Working of above frameworks are detailed in Chapter 5.

Software Stack Overview

2.4. High Dynamic Range Video

This TRD supports high dynamic range (HDR) video with capture and display pipelines, following is a brief introduction.

Multi-exposure Digital Overlap High Dynamic Range (DOL-HDR) capture

High dynamic range image is a technique obtained by combining several different exposures frames of the same subject matter. IMX274 camera sensor supports capturing objects at two different exposure, HDR extract IP segregates the sensor data (DOL data) into short and long exposure frames. HDR merge will generate the HDR frame form the data obtained. The HDR frame results in an image with a greater dynamic range than what is possible by taking one single exposure. HDR is useful for recording many real-world scenes containing very bright, direct sunlight to extreme shade.

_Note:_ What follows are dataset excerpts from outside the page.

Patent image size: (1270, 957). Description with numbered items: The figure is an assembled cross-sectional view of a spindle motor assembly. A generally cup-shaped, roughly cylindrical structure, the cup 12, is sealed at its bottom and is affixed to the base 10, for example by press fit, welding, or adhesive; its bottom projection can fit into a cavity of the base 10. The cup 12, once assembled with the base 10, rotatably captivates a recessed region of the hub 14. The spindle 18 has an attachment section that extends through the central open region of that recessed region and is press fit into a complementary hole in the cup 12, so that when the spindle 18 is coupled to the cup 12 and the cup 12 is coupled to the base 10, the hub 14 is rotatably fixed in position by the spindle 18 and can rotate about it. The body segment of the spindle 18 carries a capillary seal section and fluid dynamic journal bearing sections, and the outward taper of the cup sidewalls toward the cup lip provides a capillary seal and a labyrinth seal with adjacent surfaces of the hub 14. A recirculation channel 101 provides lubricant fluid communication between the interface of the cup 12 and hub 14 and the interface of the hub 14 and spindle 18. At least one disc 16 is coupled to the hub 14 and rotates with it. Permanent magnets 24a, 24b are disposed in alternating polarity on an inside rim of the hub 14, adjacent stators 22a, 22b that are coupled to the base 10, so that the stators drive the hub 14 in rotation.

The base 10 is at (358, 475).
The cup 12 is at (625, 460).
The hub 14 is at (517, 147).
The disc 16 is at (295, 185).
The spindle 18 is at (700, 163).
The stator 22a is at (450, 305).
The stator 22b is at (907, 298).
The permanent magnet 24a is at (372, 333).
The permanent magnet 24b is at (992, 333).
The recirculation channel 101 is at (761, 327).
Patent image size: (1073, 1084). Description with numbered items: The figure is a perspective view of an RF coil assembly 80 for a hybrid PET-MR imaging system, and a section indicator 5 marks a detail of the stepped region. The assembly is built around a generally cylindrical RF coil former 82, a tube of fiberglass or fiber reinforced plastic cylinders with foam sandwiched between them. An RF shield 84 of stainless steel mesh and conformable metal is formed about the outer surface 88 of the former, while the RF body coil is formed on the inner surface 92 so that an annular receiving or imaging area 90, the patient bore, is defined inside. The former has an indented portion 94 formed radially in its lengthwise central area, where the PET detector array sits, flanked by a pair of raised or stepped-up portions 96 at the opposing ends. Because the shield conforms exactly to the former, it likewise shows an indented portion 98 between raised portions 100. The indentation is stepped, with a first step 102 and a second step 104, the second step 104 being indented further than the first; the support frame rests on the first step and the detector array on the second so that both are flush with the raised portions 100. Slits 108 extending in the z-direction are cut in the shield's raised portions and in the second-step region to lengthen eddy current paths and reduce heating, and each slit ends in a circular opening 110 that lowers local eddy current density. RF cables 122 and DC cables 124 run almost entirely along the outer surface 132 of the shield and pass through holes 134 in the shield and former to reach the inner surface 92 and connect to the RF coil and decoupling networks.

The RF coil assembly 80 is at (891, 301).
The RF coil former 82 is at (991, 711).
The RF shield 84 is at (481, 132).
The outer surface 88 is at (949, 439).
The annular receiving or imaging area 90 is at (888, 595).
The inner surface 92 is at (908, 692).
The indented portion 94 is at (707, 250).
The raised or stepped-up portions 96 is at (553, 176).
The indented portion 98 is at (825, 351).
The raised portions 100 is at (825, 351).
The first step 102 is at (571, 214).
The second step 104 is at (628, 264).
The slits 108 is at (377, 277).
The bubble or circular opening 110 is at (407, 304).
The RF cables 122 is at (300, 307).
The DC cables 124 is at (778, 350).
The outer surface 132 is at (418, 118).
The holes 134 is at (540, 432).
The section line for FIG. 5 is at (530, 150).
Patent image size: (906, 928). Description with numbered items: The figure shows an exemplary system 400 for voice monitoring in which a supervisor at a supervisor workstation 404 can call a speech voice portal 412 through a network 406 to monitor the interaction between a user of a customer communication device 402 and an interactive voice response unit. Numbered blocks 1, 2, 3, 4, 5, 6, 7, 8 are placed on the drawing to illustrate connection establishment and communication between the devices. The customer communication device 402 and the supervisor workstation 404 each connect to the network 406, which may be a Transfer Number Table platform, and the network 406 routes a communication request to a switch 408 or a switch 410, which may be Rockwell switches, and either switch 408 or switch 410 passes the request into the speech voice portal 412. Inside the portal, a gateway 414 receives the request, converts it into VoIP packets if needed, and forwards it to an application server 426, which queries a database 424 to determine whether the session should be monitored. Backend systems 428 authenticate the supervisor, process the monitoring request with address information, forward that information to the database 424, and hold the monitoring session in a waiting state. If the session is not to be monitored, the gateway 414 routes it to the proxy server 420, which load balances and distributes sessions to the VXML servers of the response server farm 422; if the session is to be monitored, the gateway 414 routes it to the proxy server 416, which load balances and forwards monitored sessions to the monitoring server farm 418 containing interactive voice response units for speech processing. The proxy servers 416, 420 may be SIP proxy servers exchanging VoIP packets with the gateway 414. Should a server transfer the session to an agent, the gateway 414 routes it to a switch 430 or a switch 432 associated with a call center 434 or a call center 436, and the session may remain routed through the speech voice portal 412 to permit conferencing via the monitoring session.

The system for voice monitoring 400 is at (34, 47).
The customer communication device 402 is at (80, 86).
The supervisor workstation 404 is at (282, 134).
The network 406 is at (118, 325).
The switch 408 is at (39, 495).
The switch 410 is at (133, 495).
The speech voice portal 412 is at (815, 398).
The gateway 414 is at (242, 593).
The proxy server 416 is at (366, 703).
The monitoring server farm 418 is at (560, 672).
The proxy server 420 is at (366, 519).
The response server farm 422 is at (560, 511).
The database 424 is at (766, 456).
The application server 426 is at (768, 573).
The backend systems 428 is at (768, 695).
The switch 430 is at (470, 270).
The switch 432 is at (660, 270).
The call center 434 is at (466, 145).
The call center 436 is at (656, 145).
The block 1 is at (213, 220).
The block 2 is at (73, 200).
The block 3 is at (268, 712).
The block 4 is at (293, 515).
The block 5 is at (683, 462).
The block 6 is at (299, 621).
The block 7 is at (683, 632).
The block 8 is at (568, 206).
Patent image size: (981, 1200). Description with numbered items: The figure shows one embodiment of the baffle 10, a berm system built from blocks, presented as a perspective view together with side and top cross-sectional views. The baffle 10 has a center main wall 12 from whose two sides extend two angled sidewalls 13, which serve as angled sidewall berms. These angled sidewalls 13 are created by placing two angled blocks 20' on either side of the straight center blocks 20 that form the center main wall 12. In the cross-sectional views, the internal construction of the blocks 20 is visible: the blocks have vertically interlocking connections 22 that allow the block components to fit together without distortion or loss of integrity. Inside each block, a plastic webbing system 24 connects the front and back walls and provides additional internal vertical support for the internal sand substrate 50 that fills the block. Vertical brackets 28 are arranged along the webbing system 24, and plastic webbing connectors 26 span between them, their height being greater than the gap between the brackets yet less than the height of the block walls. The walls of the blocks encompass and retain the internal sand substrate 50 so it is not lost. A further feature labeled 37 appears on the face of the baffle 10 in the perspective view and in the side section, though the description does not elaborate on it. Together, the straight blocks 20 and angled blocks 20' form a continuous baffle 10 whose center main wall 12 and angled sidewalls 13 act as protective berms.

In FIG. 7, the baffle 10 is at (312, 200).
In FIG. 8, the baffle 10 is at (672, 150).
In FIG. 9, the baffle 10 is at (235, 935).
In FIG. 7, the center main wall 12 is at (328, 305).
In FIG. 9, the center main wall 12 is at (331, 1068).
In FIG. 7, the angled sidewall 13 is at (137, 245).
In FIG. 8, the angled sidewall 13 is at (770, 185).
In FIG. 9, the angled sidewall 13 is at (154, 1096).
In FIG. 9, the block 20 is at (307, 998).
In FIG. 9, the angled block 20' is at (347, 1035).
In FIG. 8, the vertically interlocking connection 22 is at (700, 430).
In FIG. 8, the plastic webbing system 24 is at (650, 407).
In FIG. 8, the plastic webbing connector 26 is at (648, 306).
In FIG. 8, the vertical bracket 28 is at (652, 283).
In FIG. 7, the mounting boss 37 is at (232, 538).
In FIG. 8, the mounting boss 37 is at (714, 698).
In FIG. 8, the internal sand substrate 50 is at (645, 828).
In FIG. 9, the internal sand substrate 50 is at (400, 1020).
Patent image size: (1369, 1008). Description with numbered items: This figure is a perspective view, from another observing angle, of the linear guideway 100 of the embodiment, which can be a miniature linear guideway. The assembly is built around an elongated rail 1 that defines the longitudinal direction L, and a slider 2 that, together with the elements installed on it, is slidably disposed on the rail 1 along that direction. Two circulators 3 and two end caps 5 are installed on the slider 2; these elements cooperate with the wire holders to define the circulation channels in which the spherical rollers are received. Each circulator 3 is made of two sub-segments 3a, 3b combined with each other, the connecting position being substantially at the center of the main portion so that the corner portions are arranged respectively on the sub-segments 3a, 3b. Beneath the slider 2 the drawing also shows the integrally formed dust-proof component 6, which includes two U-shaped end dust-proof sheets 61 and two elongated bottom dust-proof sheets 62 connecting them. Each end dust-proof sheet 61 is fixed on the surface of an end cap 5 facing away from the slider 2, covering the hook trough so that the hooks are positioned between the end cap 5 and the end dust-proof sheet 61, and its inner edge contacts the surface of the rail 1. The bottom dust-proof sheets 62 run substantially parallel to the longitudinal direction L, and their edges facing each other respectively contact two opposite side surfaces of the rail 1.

Note: 4k HDR video has a max framerate of 30fps, limited by IMX274 sensor.

2.5. Design Files

The design source files are available at https://github.com/Xilinx/vck190-pcie-trd.git It has the following contents:

  • Petalinux Board Support Package (BSP)

  • Vivado hardware platform project

  • Vitis accelerator overlay project

  • PCIe host package

  • HTML Documentation sources

  • README file

The design file hierarchy is shown below:

vck190-pcie-trd
├── docs
├── overlays
│   ├── filter2d
│      ├── apps
│         └── filter2d-notebooks
│      └── kernels
│          ├── filter2d_combined
│          └── filter2d_pl
│   ├── Vitis_Libraries
│      └── vision
│   └── xvdpu
│       ├── apps
│          └── smart-mipi-app
│       └── kernels
│           ├── vitis_prj
│           └── xvdpu_ip
├── pcie_host_package
│   └── qdma
├── petalinux
│   └── xilinx-vck190-pcie-trd
├── platforms
│   ├── scripts
│   └── vivado
│       ├── ip
│       └── vck190_mipiRxSingle_hdmiTx
└── README.md

In the following tutorials, it is assumed that the design source files are cloned into a directory referred to as $working_dir, e.g.

export working_dir=/path/to/cloned/repo/vck190-pcie-trd

2.6. Licenses

The design includes files licensed by Xilinx, AMD, and third parties under the terms of the GNU General Public License, GNU Lesser General Public License, BSD License, MIT License, and other licenses. The file vck190_pcie_trd_third_party_licenses_and_source_2022_2.tar.gz contains the complete set of design source files and licenses. You are solely responsible for checking any files you use for notices and licenses and for complying with any terms applicable to your use of the design and any third party files supplied with the design.

Licensed under the Apache License, Version 2.0 (the “License”); you may not use this file except in compliance with the License.

You may obtain a copy of the License at http://www.apache.org/licenses/LICENSE-2.0

Unless required by applicable law or agreed to in writing, software distributed under the License is distributed on an “AS IS” BASIS, WITHOUT WARRANTIES OR CONDITIONS OF ANY KIND, either express or implied. See the License for the specific language governing permissions and limitations under the License.